Uttar Pradesh-based Sahara India group is leading the race to pick up equity stake in TV India Ltd through TV Mauritius, which manages the affairs of Home TV.
Sahara group was one of the three companies which was in the running for injecting fresh funds into the financially beleaguered Home TV along with Hollywood major Metro Goldwyn-Myer (MGM) and US-based civil aviation and energy major having small interest in entertainment industry, Ogden. According to cable and satellite TV industry sources, Sahara groups proposal envisages an injection of about Rs 40 crore into Home TV.
The Sahara proposal is believed to have got the okay of three shareholders of Home TV namely, The Hindustan Times (30 per cent stake), Hong Kong-based TVB (15 per cent holding) and merchant bankers Schr-oeders (25 per cent stake), the sources added.
More From This Section
The deal will only be inked when the remaining two give their go-ahead. Efforts made to contact executive director of The Hindustan Times, Shobhna Bhartia, proved futile as her office said she was out of town.The other two shareholders of Home TV, UK-based Pearson plc and Carlton Communications (both of whom have 15 per cent stake each) are yet to make up their minds on the Sahara proposal.
MGM, which was in the forefront of picking up equity stake in Home TV with its vast library of programmes and films, has, along with some other major foreign players has put on hold its plans to enter India owing to the uncertainty in the broadcasting scenario, media analysts pointed out.
A majority of members of a joint parliamentary committee, which had been set up before the dissolution of the eleventh Lok Sabha, were unanimous in capping foreign equity in media ventures at not more than 26 per cent.

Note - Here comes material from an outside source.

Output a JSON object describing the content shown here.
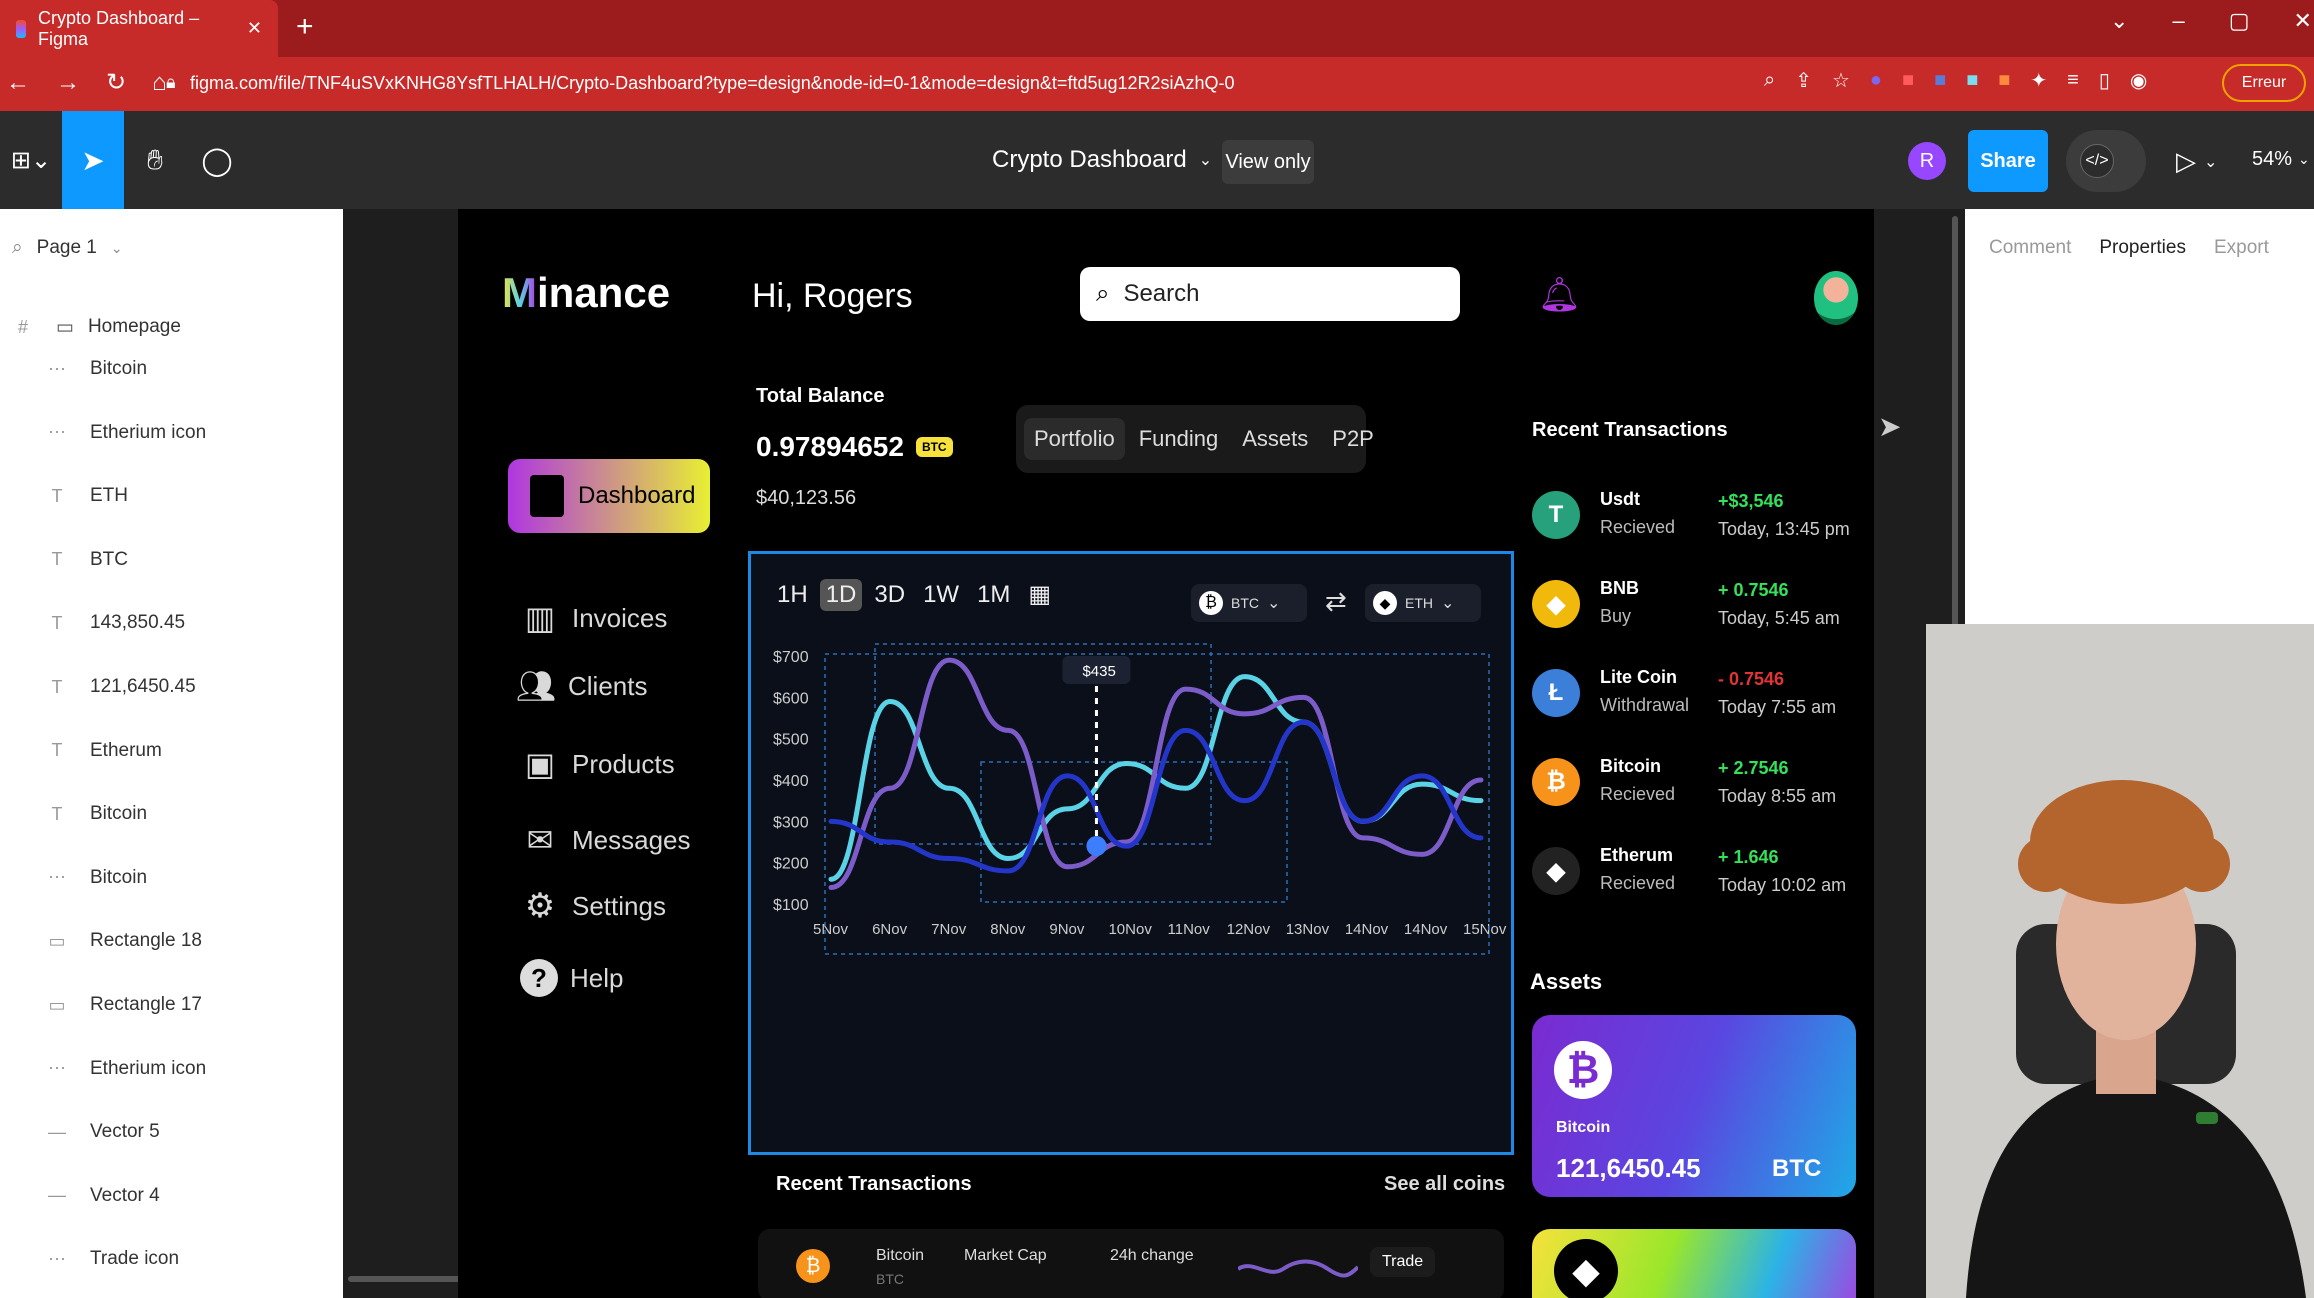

The UP-based Sahara group, which has varied media interests including a newspaper called Rashtriya Sahara, according to the sources, has also diluted some of its conditions for investing in Home TV. Initially Sahara had wanted to rename the satellite channel as Sahara TV.
Fresh investments in TVIL will be made through TV Mauritius, the off-shore company, and at least one of the existing foreign partners is likely to pull out to make room for the newcomer.
The sources said Pearson Plc has indicated its desire to withdraw from the joint venture as and when a new partner is found keeping in line with its global business consolidation.
Pearson recently closed down its South East Asia office and is concentrating on places like Hungary where it has won a terrestrial TV licence.